If you are using a support model format (Hugging Face, Custom Model) then the command field is optional and will be populated by default as the launch command for starting the MosaicML inference server.

Integrations#

We support many Integrations to customize aspects of both the deployment setup and environment.

Integrations are specified as a list in the YAML. Each item in the list must specify a valid integration_type along with the relevant fields for the requested integration.

Some examples of integrations include automatically cloning a Github repository, installing python packages as shown below:

integrations:
  - integration_type: git_repo
    git_repo: org/my_repo
    git_branch: my-work-branch

You can read more about integrations on the Integrations Page.

Some integrations may require adding secrets. For example, pulling from a private github repository would require the git-ssh secret to be configured. See the Secrets Page.

Environment Variables#

Environment variables can also be injected into each deployment at runtime through the env_variables field.

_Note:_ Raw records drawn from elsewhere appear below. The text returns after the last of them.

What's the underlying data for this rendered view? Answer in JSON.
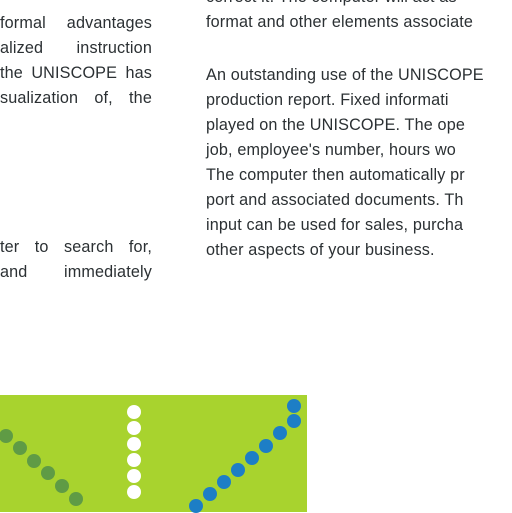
{
  "left_column": {
    "para1": [
      "formal advantages",
      "alized instruction",
      "the UNISCOPE has",
      "sualization of, the"
    ],
    "para2": [
      "ter to search for,",
      "and immediately"
    ]
  },
  "right_column": {
    "para1": [
      "correct it. The computer will act as",
      "format and other elements associate"
    ],
    "para2": [
      "An outstanding use of the UNISCOPE",
      "production report. Fixed informati",
      "played on the UNISCOPE. The ope",
      "job, employee's number, hours wo",
      "The computer then automatically pr",
      "port and associated documents. Th",
      "input can be used for sales, purcha",
      "other aspects of your business."
    ]
  },
  "graphic": {
    "background_color": "#a8d32e",
    "dot_colors": {
      "green": "#5f9b45",
      "white": "#ffffff",
      "blue": "#1d7ec6"
    }
  }
}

For example, the below YAML will print “Hello MOSAICML my name is MOSAICML_TWO!”:

name: hello-world
image: python
command: |
  sleep 2
  echo Hello $NAME my name is $SECOND_NAME!
env_variables:
  NAME: MOSAICML
  SECOND_NAME: MOSAICML_TWO

The command accesses the value of the environment variable by the key (in this case $NAME and $SECOND_NAME)

Metadata#

Metadata is meant to be a multi-purposed, unstructured place to put information about a deployment. It can be set at the beginning of the deployment, for example to add custom version tags:

name: hello-world
image: bash
command: echo 'hello world'
metadata:
  model_version: 2

Metadata on your deployment is readable through the CLI or SDK:

BASH

> mcli describe deployment hello-world-VC5nFs
Inference Deployment Details
Inference Deployment Name      hello-world-VC5nFs
Image                          bash
...
Metadata                       {model_version: 2}

PYTHON

from mcli import get_deployment

deployment = get_deployment('hello-world-VC5nFs')
print(deployment.metadata)
# {"model_version": 2}

Metadata size constraints

Metadata is not intended for large amounts of data such as time series data. Each key is limited to 200 characters and value is limited to 0.1mb. Metadata cannot have more than 200 keys. A MAPIException will be raised on creation or updates if any of these limits are exceeded.